Donnerstag, 8. Februar 2018

Investitionen in Paraguay

In dieser Woche macht Andreas Jelinek, der Vorstand der Proindex Capital AG darauf aufmerksam, dass sich Paraguay unter den drei Ländern in Lateinamerika befindet, denen nur geringe Mittel für Investitionen im Bereich Soziales zur Verfügung stehen. „Paraguay gibt heutzutage ungefähr doppelt so viel US-Dollar pro Kopf für den öffentlichen Sektor aus wie vor zehn Jahren.
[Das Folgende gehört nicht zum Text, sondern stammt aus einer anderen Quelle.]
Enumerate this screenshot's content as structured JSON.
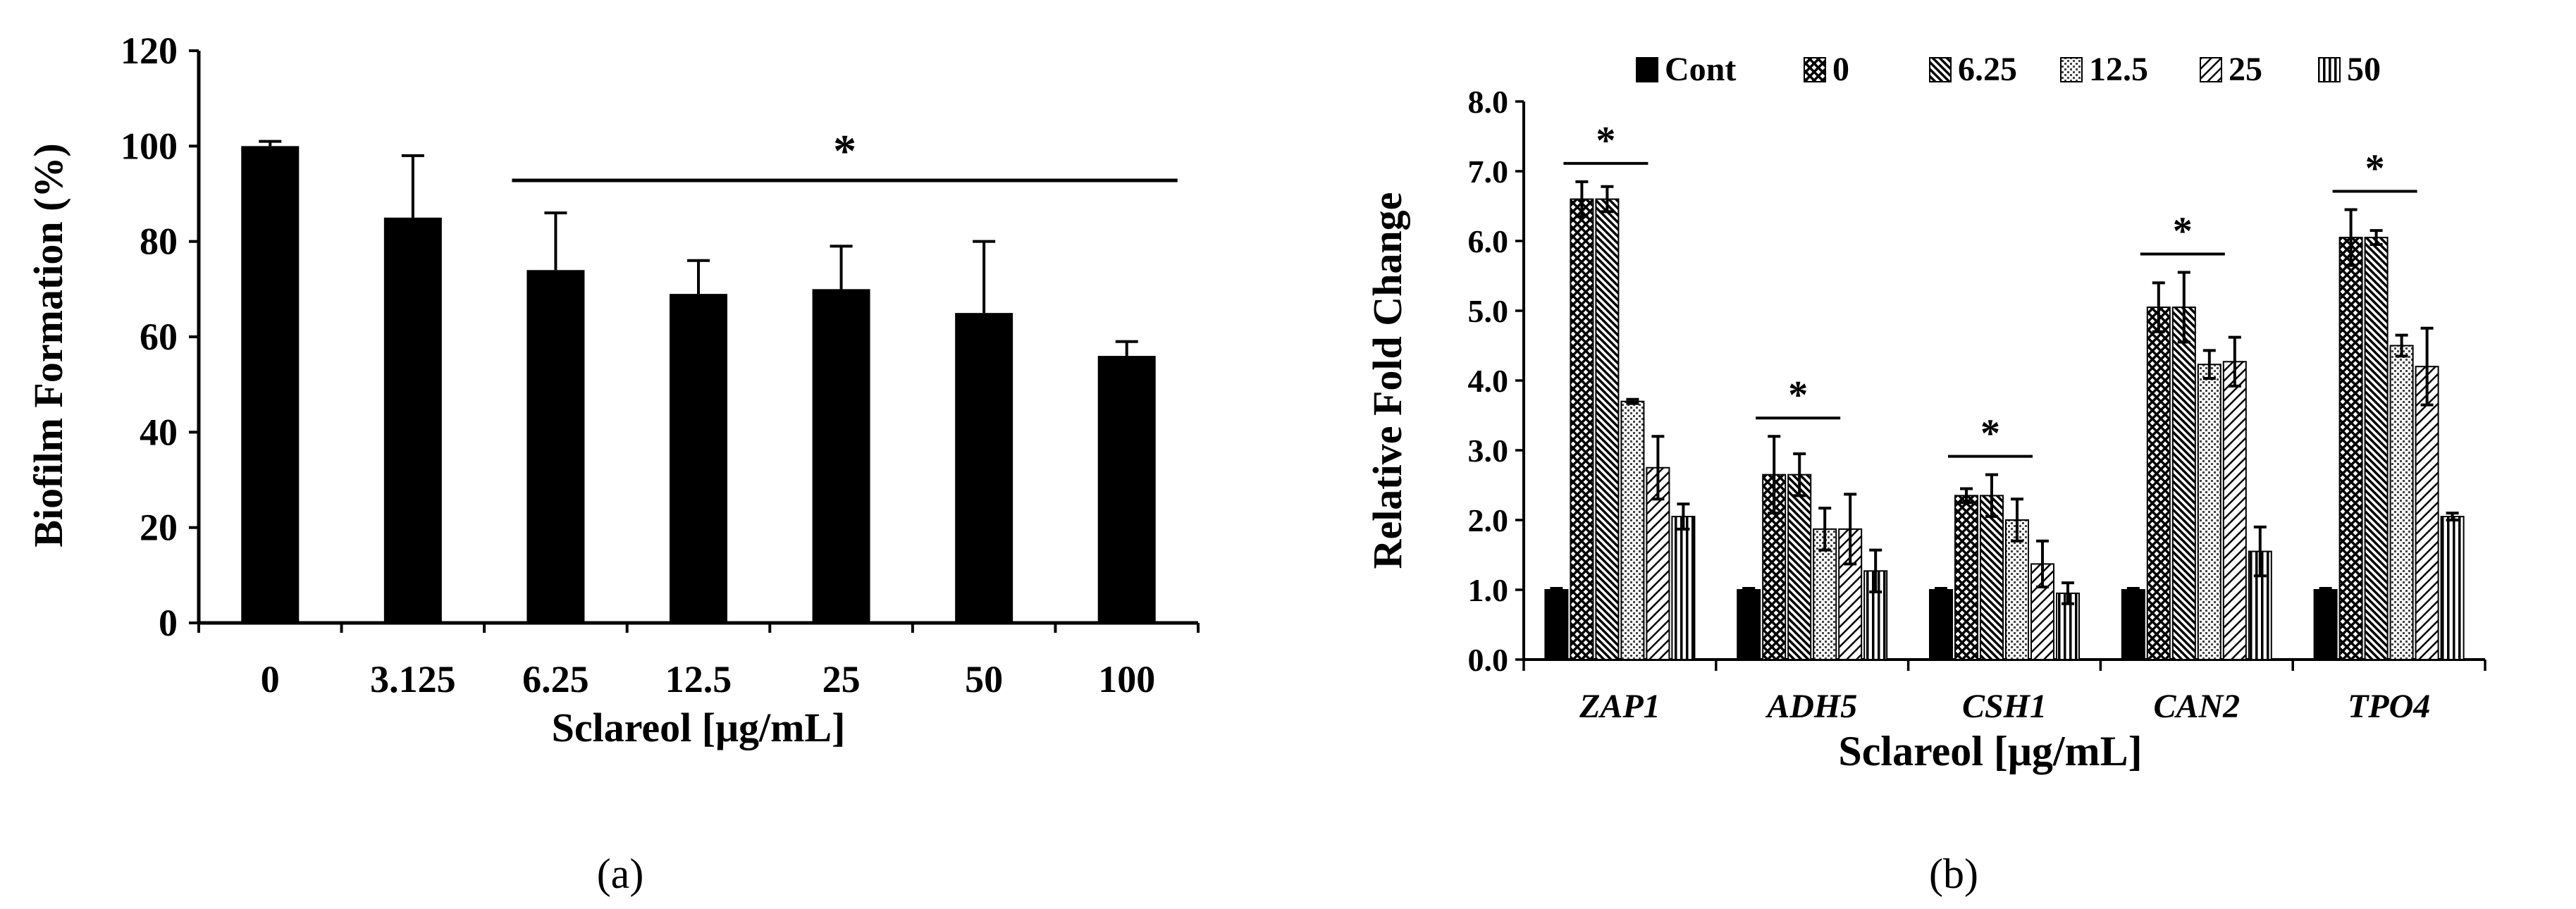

Im Vergleich geben andere Länder in Lateinamerika aber bereits das Drei- oder Vierfache aus“, betont Andreas Jelinek und beruft sich dabei auf Zahlen der Wirtschaftskommission für Lateinamerika und der Karibik CEPAL (Comisión Económica para América Latina y el Caribe). Dementsprechend gab Paraguay zwischen 2003 und 2004 rund 129 US-Dollar pro Kopf für den öffentlichen Sektor aus – 2013 lag die Zahl bei 305 US-Dollar pro Einwohner. In Lateinamerika stiegen die pro-Kopf-Ausgaben von 374 auf 969 US-Dollar in zehn Jahren. „Die Kluft hinsichtlich der Investitionen in Paraguay zu den anderen Ländern sollte nicht größer werden. Es wird nur einige Zeit dauern, bis das Land mit dem lateinamerikanischen Durchschnitt mithalten kann, schließlich muss es sein Budget für den Sektor Gesundheit und Bildung verdreifachen. Diese Bereiche zählen maßgeblich in den Bereich der sozialen Investition“, so der Vorstand der Proindex Capital AG weiter. Die von der Kommission CEPAL durchgeführte Studie bezieht sich auch auf den Bereich Kinder und Jugendliche. In Paraguay seien einige Programme gekürzt worden, in einigen Fällen wurde das Budget mit Verzögerung freigegeben. „Im vergangenen Jahr wurden 451 indigene Familien von der Abteilung für indigene Völker des Kinder- und Jugendministeriums zu ihrer Situation im Land befragt. Die Hauptproblematik bestand darin, dass die Anzahl der indigenen Straßenkinder darauf zurückzuführen sei, dass es nicht genug Chancen und Angebote für indigene Erwachsenen gebe“, so Andreas Jelinek, Vorstand der Proindex Capital AG, abschließend. Viele Angehörige indigener Minderheiten würden in Paraguay in ärmsten Verhältnissen leben.